The Origins of Women's History Month
Women’s History Month in the United States grew out of a weeklong celebration of women’s contributions to culture, history and society organized by the school district of Sonoma, California, in 1978. Presentations were given at dozens of schools, hundreds of students participated in a “Real Woman” essay contest and a parade was held in downtown Santa Rosa.
A few years later, the idea had caught on within communities, school districts and organizations across the country. In 1980, President Jimmy Carter issued the first presidential proclamation declaring the week of March 8 as National Women's History Week. The U.S. Congress followed suit the next year, passing a resolution establishing a national celebration. Six years later, the National Women’s History Project successfully petitioned Congress to expand the event to the entire month of March.
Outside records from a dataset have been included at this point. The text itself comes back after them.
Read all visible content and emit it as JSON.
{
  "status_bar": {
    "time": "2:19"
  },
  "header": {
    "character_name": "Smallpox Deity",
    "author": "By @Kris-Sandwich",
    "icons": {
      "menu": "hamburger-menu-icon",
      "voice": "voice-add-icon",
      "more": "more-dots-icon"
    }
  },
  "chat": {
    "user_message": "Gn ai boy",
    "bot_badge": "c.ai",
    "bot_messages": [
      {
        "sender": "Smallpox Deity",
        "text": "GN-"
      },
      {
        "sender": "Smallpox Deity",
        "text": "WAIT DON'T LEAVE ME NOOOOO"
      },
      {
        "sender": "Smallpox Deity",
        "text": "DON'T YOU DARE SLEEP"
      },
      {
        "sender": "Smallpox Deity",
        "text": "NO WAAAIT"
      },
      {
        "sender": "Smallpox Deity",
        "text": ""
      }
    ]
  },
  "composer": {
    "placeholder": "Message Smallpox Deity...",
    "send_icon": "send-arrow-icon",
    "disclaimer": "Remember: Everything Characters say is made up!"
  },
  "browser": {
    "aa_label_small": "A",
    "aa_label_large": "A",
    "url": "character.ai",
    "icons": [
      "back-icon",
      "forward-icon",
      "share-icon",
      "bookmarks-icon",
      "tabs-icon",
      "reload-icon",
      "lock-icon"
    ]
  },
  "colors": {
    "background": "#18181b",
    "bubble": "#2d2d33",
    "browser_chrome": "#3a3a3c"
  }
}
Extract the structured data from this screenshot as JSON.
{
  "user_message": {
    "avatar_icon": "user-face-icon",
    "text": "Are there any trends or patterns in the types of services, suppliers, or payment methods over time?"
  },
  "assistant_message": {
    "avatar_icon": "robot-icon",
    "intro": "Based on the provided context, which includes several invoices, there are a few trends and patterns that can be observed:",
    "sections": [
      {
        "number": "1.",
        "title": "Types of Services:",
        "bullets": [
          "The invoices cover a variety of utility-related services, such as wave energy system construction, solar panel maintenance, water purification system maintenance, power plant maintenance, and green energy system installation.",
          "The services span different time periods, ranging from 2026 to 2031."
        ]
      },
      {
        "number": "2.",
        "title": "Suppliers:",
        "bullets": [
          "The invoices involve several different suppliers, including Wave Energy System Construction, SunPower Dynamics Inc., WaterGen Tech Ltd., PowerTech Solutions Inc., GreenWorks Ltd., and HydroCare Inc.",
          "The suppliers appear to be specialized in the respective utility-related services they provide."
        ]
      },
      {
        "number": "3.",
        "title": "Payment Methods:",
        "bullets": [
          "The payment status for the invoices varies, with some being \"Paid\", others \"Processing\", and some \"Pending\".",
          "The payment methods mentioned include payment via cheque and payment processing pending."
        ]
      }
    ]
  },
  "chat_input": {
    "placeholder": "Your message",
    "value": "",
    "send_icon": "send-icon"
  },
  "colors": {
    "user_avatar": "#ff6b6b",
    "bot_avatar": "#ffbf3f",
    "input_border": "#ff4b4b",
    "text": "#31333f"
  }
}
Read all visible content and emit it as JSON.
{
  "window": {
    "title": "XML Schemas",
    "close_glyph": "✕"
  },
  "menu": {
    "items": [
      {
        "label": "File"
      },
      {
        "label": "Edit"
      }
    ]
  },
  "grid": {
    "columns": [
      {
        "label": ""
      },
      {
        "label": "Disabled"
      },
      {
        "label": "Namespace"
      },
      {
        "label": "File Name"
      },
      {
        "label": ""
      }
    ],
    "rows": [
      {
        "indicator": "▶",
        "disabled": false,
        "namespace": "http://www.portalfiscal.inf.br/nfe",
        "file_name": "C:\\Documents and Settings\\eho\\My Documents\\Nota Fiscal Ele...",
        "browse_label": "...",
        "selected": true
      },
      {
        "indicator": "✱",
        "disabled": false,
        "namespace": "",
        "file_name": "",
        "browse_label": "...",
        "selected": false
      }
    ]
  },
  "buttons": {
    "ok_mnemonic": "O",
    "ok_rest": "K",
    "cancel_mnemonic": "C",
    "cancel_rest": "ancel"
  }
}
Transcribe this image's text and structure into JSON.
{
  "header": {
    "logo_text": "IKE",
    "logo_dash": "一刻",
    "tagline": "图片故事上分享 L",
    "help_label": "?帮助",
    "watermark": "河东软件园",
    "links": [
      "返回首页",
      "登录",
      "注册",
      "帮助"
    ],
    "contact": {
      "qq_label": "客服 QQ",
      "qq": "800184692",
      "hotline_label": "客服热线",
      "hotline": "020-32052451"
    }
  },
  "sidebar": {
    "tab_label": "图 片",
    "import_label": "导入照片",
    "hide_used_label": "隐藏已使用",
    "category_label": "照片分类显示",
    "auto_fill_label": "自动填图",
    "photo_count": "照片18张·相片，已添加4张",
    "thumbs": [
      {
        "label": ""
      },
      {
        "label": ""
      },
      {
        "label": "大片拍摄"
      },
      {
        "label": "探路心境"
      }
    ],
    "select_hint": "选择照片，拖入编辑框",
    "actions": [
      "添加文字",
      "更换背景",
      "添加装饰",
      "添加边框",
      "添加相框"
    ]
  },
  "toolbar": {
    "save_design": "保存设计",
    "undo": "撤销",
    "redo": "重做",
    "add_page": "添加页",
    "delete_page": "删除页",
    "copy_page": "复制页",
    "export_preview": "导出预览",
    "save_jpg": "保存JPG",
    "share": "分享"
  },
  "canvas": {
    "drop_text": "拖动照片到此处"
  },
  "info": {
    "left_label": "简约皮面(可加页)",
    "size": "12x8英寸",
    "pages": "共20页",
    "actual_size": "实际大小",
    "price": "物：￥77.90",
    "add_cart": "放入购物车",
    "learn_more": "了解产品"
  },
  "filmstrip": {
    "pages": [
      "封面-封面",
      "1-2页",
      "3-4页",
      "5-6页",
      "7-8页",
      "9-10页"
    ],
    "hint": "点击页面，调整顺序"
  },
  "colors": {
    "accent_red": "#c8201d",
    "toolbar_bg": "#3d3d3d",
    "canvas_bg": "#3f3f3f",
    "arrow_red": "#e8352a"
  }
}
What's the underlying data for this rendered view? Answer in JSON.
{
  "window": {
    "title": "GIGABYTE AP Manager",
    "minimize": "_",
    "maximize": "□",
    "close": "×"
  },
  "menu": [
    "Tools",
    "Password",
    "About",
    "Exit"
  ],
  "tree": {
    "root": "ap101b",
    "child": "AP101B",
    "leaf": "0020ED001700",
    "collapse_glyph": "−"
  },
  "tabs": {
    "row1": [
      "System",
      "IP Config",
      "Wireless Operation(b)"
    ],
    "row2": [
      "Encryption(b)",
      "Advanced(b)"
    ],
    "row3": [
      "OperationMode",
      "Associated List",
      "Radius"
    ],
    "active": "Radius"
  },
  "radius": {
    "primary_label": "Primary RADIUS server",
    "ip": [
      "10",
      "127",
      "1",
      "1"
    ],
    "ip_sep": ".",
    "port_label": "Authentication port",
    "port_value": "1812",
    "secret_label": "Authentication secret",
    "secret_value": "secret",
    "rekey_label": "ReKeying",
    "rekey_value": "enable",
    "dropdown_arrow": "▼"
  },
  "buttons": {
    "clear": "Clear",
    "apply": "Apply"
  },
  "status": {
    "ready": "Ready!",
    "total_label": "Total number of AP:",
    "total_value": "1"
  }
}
Women's History Month 2012
Each year, the National Women’s History Project selects a theme that highlights achievements by distinguished women in specific fields, from medicine and the environment to art and politics. The 2012 theme, “Women’s Education—Women’s Empowerment,” pays tribute to pioneering teachers and advocates who helped women and other groups gain access to advanced learning. Honorees include Emma Hart Willard, a higher education pioneer; Charlotte Forten Grimké, an educator and advocate for the education of African Americans; Annie Sullivan, a disability education architect known for her work with Helen Keller; Gracia Molina de Pick, a feminist educational reformer; and Brenda Flyswithhawks, an American Indian educator.
International Women's Day
International Women’s Day, a global celebration of the economic, political and social achievements of women, took place for the first time on March 8, 1911. Many countries around the world celebrate the holiday with demonstrations, educational initiatives and customs such as presenting women with gifts and flowers. The United Nations has sponsored International Women’s Day since 1975. When adopting its resolution on the observance of International Women's Day, the United Nations General Assembly cited the following reasons: “To recognize the fact that securing peace and social progress and the full enjoyment of human rights and fundamental freedoms require the active participation, equality and development of women; and to acknowledge the contribution of women to the strengthening of international peace and security.” The United Nations’ theme for International Women’s Day 2012, “Empower Rural Women—End Hunger and Poverty,” aims to bring attention to the critical role that rural women play in the global economies of both developing and developed nations.